The sweet part of this weekend saw the women’s swim team break nine school records and wrap up its Ivy League season on a strong note. The Bulldogs traveled to Princeton for the Ivy League Championships, where they finished third with 1,122 points, behind host Princeton (1,496) and rival Harvard (1,408.5), greatly improving upon its performance at the same meet last year.
But the record-breaking performances did not always yield wins, and the weekend was many seniors’ last chance to swim as Bulldogs. The underclassmen recognized the sentimental value of the meet and did all they could to make the seniors’ last meet memorable.
“Every time Meg [Gill], Moira [McCloskey] or another senior stepped up to the block, you could definitely tell everyone was watching,” Susan Kim ’10 said. “We were really intent on cheering them on and supporting them to make Ivies the best meet of their lives.”
The Bulldogs broke all five school relay records, an accomplishment that team members said was the highlight of the meet. The team placed first in both the 200- and 400-yard freestyle relays, smashing the previous Yale records and finishing ahead of second-place Princeton by almost a full second in the former. But the Bulldogs only finished second in the 200- and 400-yard medley relay and third in the 800 freestyle relay despite also breaking school records in those events.
“We went into the meet feeling like the medleys were secured wins and that freestyle relays were going to be tough,” Moira McCloskey ’07 said. “But it actually turned out to be the opposite.”
Although it may have seemed frustrating to break the records but not win the events, team members said they were actually very proud of the results.
“The relays were bittersweet — our teams put up incredible times and you can’t ask for more than everyone’s personal best,” McCloskey said.

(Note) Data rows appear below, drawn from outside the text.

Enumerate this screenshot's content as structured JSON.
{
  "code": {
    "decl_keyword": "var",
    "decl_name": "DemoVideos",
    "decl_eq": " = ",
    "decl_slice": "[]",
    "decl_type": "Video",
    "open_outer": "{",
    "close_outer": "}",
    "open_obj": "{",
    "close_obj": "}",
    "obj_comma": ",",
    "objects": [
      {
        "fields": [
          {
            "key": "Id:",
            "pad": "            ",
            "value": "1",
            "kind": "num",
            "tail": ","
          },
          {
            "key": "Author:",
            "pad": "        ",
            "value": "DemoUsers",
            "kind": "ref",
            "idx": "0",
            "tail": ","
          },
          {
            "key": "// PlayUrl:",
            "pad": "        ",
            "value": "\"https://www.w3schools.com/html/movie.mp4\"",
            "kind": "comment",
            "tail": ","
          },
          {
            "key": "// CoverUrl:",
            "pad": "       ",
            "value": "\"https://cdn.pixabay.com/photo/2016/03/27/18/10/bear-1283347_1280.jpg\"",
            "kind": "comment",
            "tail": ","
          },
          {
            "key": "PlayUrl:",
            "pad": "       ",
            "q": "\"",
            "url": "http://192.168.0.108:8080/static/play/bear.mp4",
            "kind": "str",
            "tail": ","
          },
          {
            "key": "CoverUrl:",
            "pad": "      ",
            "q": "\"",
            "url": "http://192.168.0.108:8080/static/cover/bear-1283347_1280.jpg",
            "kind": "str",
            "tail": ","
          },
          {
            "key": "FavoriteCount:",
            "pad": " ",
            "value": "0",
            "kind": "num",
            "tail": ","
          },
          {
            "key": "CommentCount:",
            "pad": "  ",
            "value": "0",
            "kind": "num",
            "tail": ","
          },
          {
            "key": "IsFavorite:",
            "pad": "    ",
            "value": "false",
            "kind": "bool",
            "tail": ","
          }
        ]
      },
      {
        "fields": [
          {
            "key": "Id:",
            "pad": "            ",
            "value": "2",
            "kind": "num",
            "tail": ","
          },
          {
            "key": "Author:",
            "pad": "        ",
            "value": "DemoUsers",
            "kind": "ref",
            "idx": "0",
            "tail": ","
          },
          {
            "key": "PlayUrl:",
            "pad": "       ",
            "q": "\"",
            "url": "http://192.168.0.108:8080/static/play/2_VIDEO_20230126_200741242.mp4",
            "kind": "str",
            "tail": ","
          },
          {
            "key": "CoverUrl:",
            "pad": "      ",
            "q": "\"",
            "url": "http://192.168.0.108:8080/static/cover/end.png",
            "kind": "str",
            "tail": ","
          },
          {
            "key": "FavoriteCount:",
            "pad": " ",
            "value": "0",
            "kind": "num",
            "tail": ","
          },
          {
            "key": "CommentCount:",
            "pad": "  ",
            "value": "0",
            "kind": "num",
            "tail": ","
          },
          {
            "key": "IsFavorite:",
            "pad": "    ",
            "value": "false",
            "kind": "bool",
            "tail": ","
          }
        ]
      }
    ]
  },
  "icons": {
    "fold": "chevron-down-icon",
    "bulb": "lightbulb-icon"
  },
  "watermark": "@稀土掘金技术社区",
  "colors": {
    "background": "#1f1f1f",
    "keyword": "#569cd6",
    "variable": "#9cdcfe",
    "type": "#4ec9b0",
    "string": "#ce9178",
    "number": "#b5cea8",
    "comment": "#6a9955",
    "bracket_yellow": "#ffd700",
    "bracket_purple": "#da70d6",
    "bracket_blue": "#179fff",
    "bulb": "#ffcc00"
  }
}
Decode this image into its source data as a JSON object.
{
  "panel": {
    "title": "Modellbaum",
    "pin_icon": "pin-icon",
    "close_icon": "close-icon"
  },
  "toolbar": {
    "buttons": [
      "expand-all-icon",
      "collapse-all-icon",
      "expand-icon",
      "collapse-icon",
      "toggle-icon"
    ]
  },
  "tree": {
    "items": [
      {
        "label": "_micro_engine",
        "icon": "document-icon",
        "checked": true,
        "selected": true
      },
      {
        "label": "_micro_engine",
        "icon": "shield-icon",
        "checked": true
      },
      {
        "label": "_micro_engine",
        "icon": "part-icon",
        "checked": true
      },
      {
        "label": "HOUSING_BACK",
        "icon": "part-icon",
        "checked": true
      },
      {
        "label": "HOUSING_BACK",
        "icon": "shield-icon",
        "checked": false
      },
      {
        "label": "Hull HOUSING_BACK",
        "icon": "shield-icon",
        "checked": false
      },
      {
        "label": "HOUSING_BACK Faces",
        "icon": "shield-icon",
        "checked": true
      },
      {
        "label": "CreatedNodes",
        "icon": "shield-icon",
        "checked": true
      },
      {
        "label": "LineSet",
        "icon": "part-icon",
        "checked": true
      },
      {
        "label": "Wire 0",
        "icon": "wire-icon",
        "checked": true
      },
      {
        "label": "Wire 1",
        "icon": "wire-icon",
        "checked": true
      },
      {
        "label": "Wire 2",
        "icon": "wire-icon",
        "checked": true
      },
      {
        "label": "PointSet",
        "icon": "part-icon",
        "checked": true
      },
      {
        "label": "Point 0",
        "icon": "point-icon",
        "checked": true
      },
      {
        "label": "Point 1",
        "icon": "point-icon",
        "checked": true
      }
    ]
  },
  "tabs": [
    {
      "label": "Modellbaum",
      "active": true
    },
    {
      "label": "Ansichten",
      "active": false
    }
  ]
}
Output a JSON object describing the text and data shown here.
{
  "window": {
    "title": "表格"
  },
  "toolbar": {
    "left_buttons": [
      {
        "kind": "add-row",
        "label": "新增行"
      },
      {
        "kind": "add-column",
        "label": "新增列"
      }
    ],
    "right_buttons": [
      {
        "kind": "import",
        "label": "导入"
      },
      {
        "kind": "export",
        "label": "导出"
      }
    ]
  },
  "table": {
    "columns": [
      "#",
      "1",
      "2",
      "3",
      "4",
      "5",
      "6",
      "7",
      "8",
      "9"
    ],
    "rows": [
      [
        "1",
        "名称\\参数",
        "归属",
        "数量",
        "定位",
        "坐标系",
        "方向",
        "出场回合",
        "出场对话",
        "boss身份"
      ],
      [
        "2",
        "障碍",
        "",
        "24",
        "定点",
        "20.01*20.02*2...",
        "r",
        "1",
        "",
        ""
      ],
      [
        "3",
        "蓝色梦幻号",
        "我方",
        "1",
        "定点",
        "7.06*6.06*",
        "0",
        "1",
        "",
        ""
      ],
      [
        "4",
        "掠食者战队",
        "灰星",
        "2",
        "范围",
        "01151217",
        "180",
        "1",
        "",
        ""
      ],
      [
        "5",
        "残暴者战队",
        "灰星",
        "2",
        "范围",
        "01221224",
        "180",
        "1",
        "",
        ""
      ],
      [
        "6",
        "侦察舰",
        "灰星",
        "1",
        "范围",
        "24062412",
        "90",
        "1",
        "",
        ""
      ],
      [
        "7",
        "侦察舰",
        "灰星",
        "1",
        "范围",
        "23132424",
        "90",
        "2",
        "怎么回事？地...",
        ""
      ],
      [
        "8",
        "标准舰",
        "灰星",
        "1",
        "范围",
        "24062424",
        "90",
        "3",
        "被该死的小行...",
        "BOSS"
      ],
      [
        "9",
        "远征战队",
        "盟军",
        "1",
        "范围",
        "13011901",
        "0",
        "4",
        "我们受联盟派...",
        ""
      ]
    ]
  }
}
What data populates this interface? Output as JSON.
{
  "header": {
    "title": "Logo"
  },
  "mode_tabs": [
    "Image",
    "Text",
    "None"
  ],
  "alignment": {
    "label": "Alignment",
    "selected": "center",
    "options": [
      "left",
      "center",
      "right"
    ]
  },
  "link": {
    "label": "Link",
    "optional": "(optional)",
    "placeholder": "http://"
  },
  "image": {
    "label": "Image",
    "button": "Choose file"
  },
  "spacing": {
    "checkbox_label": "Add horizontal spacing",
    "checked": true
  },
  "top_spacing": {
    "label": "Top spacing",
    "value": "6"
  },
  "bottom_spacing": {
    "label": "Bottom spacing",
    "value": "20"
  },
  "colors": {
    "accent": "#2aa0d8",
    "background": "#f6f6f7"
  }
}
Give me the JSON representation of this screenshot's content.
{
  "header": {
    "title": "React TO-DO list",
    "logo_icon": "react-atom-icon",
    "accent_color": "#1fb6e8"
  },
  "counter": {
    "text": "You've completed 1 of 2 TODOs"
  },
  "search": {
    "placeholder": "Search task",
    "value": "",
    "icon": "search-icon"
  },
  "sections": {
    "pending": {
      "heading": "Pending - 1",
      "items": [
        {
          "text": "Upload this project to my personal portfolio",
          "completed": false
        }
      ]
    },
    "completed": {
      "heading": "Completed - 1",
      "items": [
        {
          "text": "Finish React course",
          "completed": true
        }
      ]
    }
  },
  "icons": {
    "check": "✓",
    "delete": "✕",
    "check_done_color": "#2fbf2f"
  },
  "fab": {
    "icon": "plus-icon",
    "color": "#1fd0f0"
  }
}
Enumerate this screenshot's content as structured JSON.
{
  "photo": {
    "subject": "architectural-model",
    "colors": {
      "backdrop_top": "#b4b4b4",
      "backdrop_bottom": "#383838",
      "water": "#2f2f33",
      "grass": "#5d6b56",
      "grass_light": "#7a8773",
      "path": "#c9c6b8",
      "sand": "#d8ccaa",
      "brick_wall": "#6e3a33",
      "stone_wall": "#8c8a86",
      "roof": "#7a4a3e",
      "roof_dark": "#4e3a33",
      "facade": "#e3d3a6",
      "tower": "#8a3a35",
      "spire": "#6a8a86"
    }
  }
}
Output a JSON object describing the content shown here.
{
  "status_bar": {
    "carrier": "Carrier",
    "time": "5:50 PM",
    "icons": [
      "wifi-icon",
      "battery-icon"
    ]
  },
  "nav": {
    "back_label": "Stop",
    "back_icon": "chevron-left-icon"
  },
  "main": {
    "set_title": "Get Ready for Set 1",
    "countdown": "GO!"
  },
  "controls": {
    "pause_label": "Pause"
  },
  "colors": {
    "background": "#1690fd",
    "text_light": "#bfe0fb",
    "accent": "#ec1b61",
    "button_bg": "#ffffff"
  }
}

In addition to the relay records, the Bulldogs also had some very strong individual performances, resulting in qualifications for the U.S. Nationals and NCAA B cuts. Captain Meg Gill ’07 qualified for U.S. Nationals in the 50-yard freestyle, which she won, and the 100-yard butterfly, in which she placed second. Gill actually swam the fastest time of 100 fly, 54.73, during the preliminaries, but her time of 55.37 in the finals was just not enough to win the event. McCloskey also did very well in her events, winning the 100-yard backstroke with her record-breaking time of 55.62 and placing second in the 200-yard backstroke. She met the NCAA B cut in both events.
The freshmen also swam record-breaking times in their first Ivy championships. In the 200-yard freestyle, Jane Kim ’10 broke the Yale record and qualified for both U.S. Nationals and the NCAA B cut. In the 200-yard breaststroke, Susan Kim broke the record, which had stood since 1999, with her time of 2:15.89.
The high level of competition at this year’s Ivies was apparent because breaking both individual and relay Yale records was not enough to win the events. The fact that the Bulldogs were able to hold their own against their extremely fast competitors from Princeton and Harvard showed the team’s noteworthy improvement from last year. Scoring 1122 points and placing third was a marked improvement from last year’s fifth-place finish with only 920 points.
“Last year, people did not swim as well as they wanted to, and everyone was bummed out,” Caroline Dowd ’08 said. “This year, people were shocked by Yale’s performance — we’re so much stronger and a completely different team.”
The 2006-’07 season is over for most swimmers, but Gill, McCloskey, Susan Kim, Jane Kim, as well as those who swam in the qualifying relays, are hopeful that they will still have one more competition left. By making the NCAA B cut, these swimmers have a chance to compete at the championship meet in March. Five hundred swimmers attend the meet, and those who make the A cut are guaranteed a spot. After all of the A swimmers are placed on the roster, those who made the B cut are called upon to fill in the remaining spots.
But because of the complex relationship between qualifying for multiple events and competing in relays, the Bulldogs who made the NCAA B cut won’t know whether they will be competing at NCAAs until later next week. This uncertainty has delayed the finality of the seniors’ Yale careers.
“When you’re at the meet, you have a job to do and you can’t start getting nostalgic as you’re going up to the block,” McCloskey said. “I haven’t really let it sink it yet because it’s not a done deal yet — there’s still the chance of NCAAs.”
Although most of the women’s swim team wrapped up its season this weekend, the men’s team will be competing at the Eastern Intercollegiate Swimming League Championships this weekend at Princeton.